Tali modificazioni possono ben viaggiare in avanti mentre gli elementi di
volume del mezzo in cui esistono rimane a riposo”.
Con questo paradigma resterebbe da spiegare:
a) come parti dell’etere si possano muovere senza influenzare il restante
etere, b) come cariche dello stesso segno possano stare assieme per costituire
l’“elettrone” e vincere le naturali forze repulsive; tentativi fatti da
successivi autori di introdurre un “collante” non hanno avuto molto successo,
in quanto portano ad altri più gravi inconvenienti.
Ancora oggi quest’ultima questione non è
stata superata ma viene nascosta all’interno delle teorie quanto -
relativistiche di campo insieme alle loro, certamente non minori, difficoltà.
Ma di questo tutti sanno.
Continuiamo invece a esporre le idee di
Lorentz con le sue stesse parole (pag. 11):
“Ora, se
dentro l’elettrone vi è dell’etere, vi deve essere anche un campo
elettromagnetico, e per far questo noi dobbiamo stabilire un sistema di equazioni
che possano applicarsi sia a quelle
parti dell’etere dove vi è una carica elettrica, cioè agli elettroni, sia a
quelle dove non ve ne sono. Per quanto riguarda la distribuzione di carica noi
siamo liberi di fare qualsiasi ipotesi ci piaccia. Per convenienza supporremo
che essa sia distribuita in un certo spazio, ad esempio nell’intero volume
occupato dall’elettrone, e considereremo la densità volumica, ρ, come una
funzione continua delle coordinate, cosicché la particella carica viene ad
essere senza netti confini, ma viene ad essere circondata da un sottile strato
in cui la densità decresce gradualmente dal suo valore entro l’elettrone fino a 0. Grazie a questa ipotesi di
continuità per la ρ, che noi estenderemo a tutte le altre quantità che
appaiono nelle nostre equazioni, noi non avremo modo di preoccuparci circa le
superfici di discontinuità, né saremo costretti a riempire la nostra teoria con
innumerevoli equazioni per esse. Inoltre, se supporremo che la differenza tra
l’etere entro e fuori gli elettroni sia causata, almeno nei limiti che ci
interessa considerare, solamente dall’esistenza della densità volumica
nell’interno, si avrà che le equazioni per il campo esterno potranno essere
ottenute da quelle interne semplicemente ponendo ρ = 0, cosicché noi dovremo scrivere un solo
sistema di equazioni differenziali”.
Difficile dire in che senso le equazioni
scritte da Lorentz si possano chiamare, oggi, “microscopiche”.

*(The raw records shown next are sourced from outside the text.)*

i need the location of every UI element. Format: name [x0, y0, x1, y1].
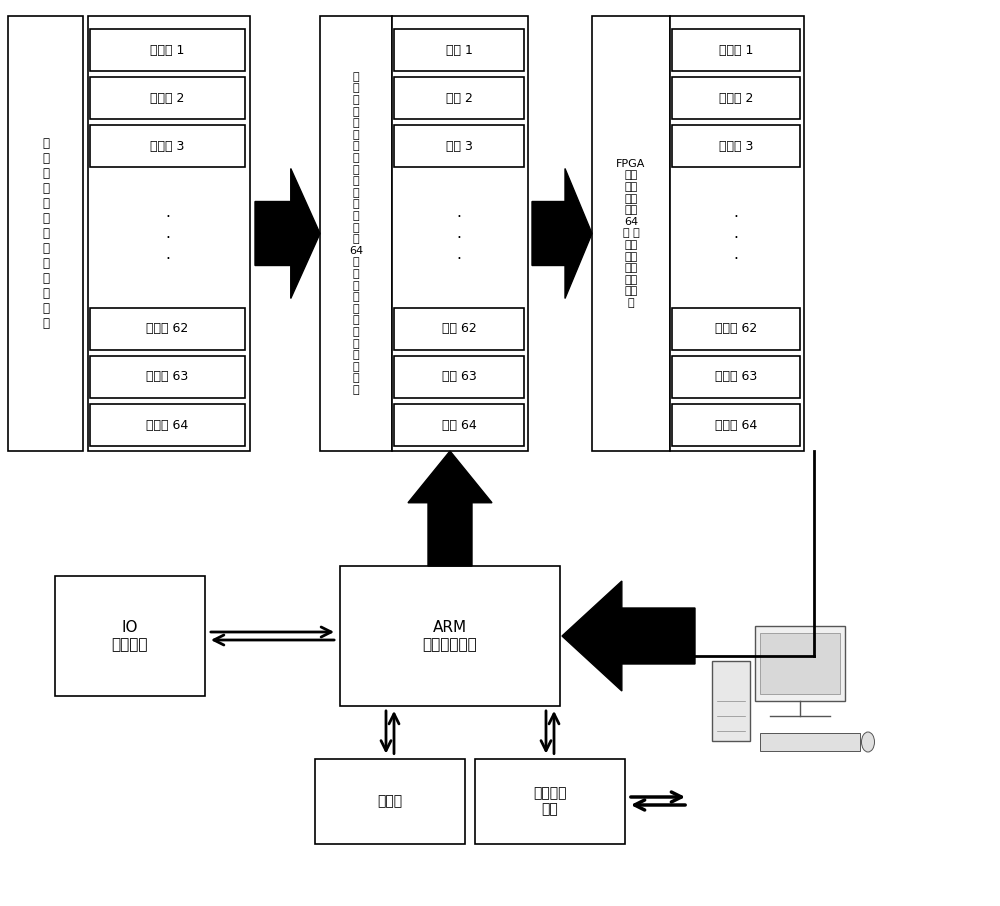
FancyBboxPatch shape [394, 77, 524, 119]
FancyBboxPatch shape [320, 16, 392, 451]
FancyBboxPatch shape [712, 661, 750, 741]
Text: 通道 3: 通道 3 [446, 140, 472, 152]
FancyBboxPatch shape [392, 16, 528, 451]
FancyBboxPatch shape [760, 733, 860, 751]
FancyBboxPatch shape [8, 16, 83, 451]
FancyBboxPatch shape [394, 308, 524, 350]
FancyBboxPatch shape [90, 308, 245, 350]
FancyBboxPatch shape [755, 626, 845, 701]
FancyBboxPatch shape [90, 29, 245, 71]
FancyBboxPatch shape [55, 576, 205, 696]
FancyBboxPatch shape [670, 16, 804, 451]
Polygon shape [408, 451, 492, 566]
FancyBboxPatch shape [90, 404, 245, 446]
FancyBboxPatch shape [340, 566, 560, 706]
Text: ARM
核心控制模块: ARM 核心控制模块 [423, 620, 477, 652]
Text: .
.
.: . . . [457, 205, 461, 262]
Polygon shape [532, 169, 592, 298]
FancyBboxPatch shape [760, 633, 840, 694]
Text: 计数器 2: 计数器 2 [719, 92, 753, 104]
Text: 通道 62: 通道 62 [442, 323, 476, 335]
Text: 探测器 1: 探测器 1 [150, 43, 185, 56]
FancyBboxPatch shape [672, 356, 800, 398]
Text: 探测器 3: 探测器 3 [150, 140, 185, 152]
FancyBboxPatch shape [394, 356, 524, 398]
FancyBboxPatch shape [672, 77, 800, 119]
FancyBboxPatch shape [592, 16, 670, 451]
Ellipse shape [862, 732, 874, 752]
Text: 通道 64: 通道 64 [442, 419, 476, 431]
FancyBboxPatch shape [475, 758, 625, 843]
Text: 通道 63: 通道 63 [442, 371, 476, 383]
FancyBboxPatch shape [672, 125, 800, 167]
Polygon shape [255, 169, 320, 298]
Text: .
.
.: . . . [165, 205, 170, 262]
Text: FPGA
计数
采集
模块
实现
64
个 通
道同
步高
度精
度定
时采
集: FPGA 计数 采集 模块 实现 64 个 通 道同 步高 度精 度定 时采 集 [616, 159, 646, 308]
FancyBboxPatch shape [394, 29, 524, 71]
Text: 计数器 3: 计数器 3 [719, 140, 753, 152]
Text: 网络通信
模块: 网络通信 模块 [533, 786, 567, 816]
Text: 探测器 62: 探测器 62 [146, 323, 189, 335]
Text: 前
端
信
号
处
理
模
块
（
集
成
电
路
实
现
64
通
道
荷
电
采
集
上
下
阈
甄
别
）: 前 端 信 号 处 理 模 块 （ 集 成 电 路 实 现 64 通 道 荷 电… [349, 72, 363, 395]
Text: 探测器 2: 探测器 2 [150, 92, 185, 104]
FancyBboxPatch shape [672, 404, 800, 446]
Text: 计数器 1: 计数器 1 [719, 43, 753, 56]
FancyBboxPatch shape [90, 125, 245, 167]
FancyBboxPatch shape [672, 308, 800, 350]
Text: 探测器 63: 探测器 63 [146, 371, 189, 383]
Text: 探测器 64: 探测器 64 [146, 419, 189, 431]
Text: 存储器: 存储器 [377, 794, 403, 808]
FancyBboxPatch shape [394, 404, 524, 446]
FancyBboxPatch shape [394, 125, 524, 167]
FancyBboxPatch shape [90, 356, 245, 398]
Text: 通道 2: 通道 2 [446, 92, 472, 104]
Text: 计数器 62: 计数器 62 [715, 323, 757, 335]
Text: 核
电
子
学
探
测
器
信
号
输
入
接
口: 核 电 子 学 探 测 器 信 号 输 入 接 口 [42, 137, 49, 330]
Text: 计数器 64: 计数器 64 [715, 419, 757, 431]
FancyBboxPatch shape [90, 77, 245, 119]
Text: 通道 1: 通道 1 [446, 43, 472, 56]
Text: .
.
.: . . . [734, 205, 738, 262]
FancyBboxPatch shape [672, 29, 800, 71]
FancyBboxPatch shape [88, 16, 250, 451]
Text: IO
通信模块: IO 通信模块 [112, 620, 148, 652]
FancyBboxPatch shape [315, 758, 465, 843]
Text: 计数器 63: 计数器 63 [715, 371, 757, 383]
Polygon shape [562, 581, 695, 691]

Da questo si vede, che quando Einstein deriva le trasformazioni di “Voigt - Lorentz” da ipotesi che non implicano una contrazione “materiale” dei regoli, egli accetta facilmente la nuova teoria e non ha nessuna remora ad abbandonare l’“etere”, finché rimane il “campo”. Del resto, come abbiamo sopra visto, Whittaker nota che ribattezzare “vuoto” quello che prima si chiamava “etere”, è solo una questione puramente linguistica!
L’esperimento “cruciale” è irrilevante ma
nessuno se ne accorge:
le analisi di Righi e gli esperimenti di
Miller
Dieci anni dopo la pubblicazione del
risultato di Michelson - Morley, Sutherland16 riprende la teoria dell’esperimento.

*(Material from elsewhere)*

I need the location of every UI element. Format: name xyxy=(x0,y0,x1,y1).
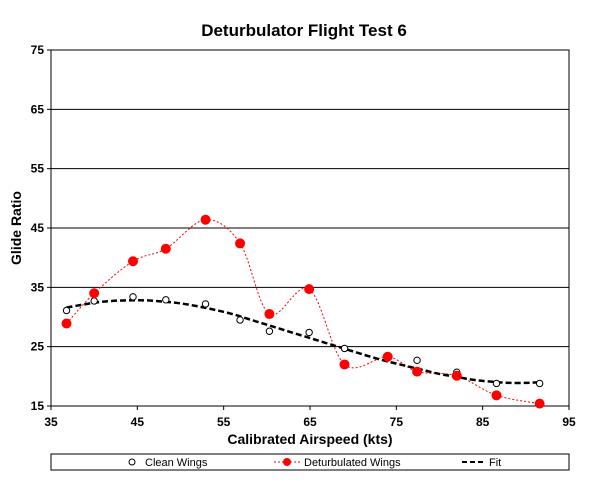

Egli nota che, secondo la teoria di Michelson
e Morley, quando si fosse incluso il termine di ordine superiore di cui si
parla nel supplemento al loro articolo, ma da essi trascurato nell’analisi del
risultato, si otterrebbe un risultato nullo, anzi nemmeno sarebbe stato
possibile vedere le frange di interferenza: le frange si vedono solo a causa
di un leggero disallineamento della geometria che porta ad osservare soltanto
una frazione dello spostamento massimo, che si sarebbe potuto osservare con un
disallineamento calcolato, diverso da quello ottenuto con l’aggiustamento
manuale dell’apparato, al solo scopo di osservare le frange, operazione
necessaria prima di qualunque misurazione dello spostamento delle medesime. Suggerisce
quindi di ripetere l’esperimento, tenuto conto di questo fatto, in vista di
ottenere la sensibilità massima.
La stessa osservazione viene successivamente
fatta da Hicks,17 il quale
però pone l’accento sulla non coincidenza dei punti in cui i due raggi di
ritorno si incontrano sull’asse ad. Quindi
sviluppa una teoria generale per un sistema con arbitrari orientamenti della
lamina semiargentata e degli specchi.
Hicks va molto oltre, esaminando l’ipotesi
della contrazione supposta da FitzGerald per spiegare il risultato nullo, e
conclude, erroneamente, che per spiegare il risultato nullo occorrerebbe un
allungamento più che una contrazione.
Questa conclusione fu subito contestata e l’errore
riconosciuto dallo stesso Hicks. Tale errore gettò il discredito su tutta la
sua teoria dell’esperimento, che invece era assolutamente indipendente da tale
errore, dovuto a un’applicazione errata delle sue stesse formule, le quali,
del resto, venivano riconosciute corrette da Morley e Miller, che puntualmente
verificano, mediante i dati ricavati dall’esperimento, alcune conclusioni di
tale teoria, ma si affrettarono a far notare che, entro l’approssimazione
supposta (?!), le loro formule erano corrette, non preoccupandosi del fatto che
proprio l’approssimazione era in discussione.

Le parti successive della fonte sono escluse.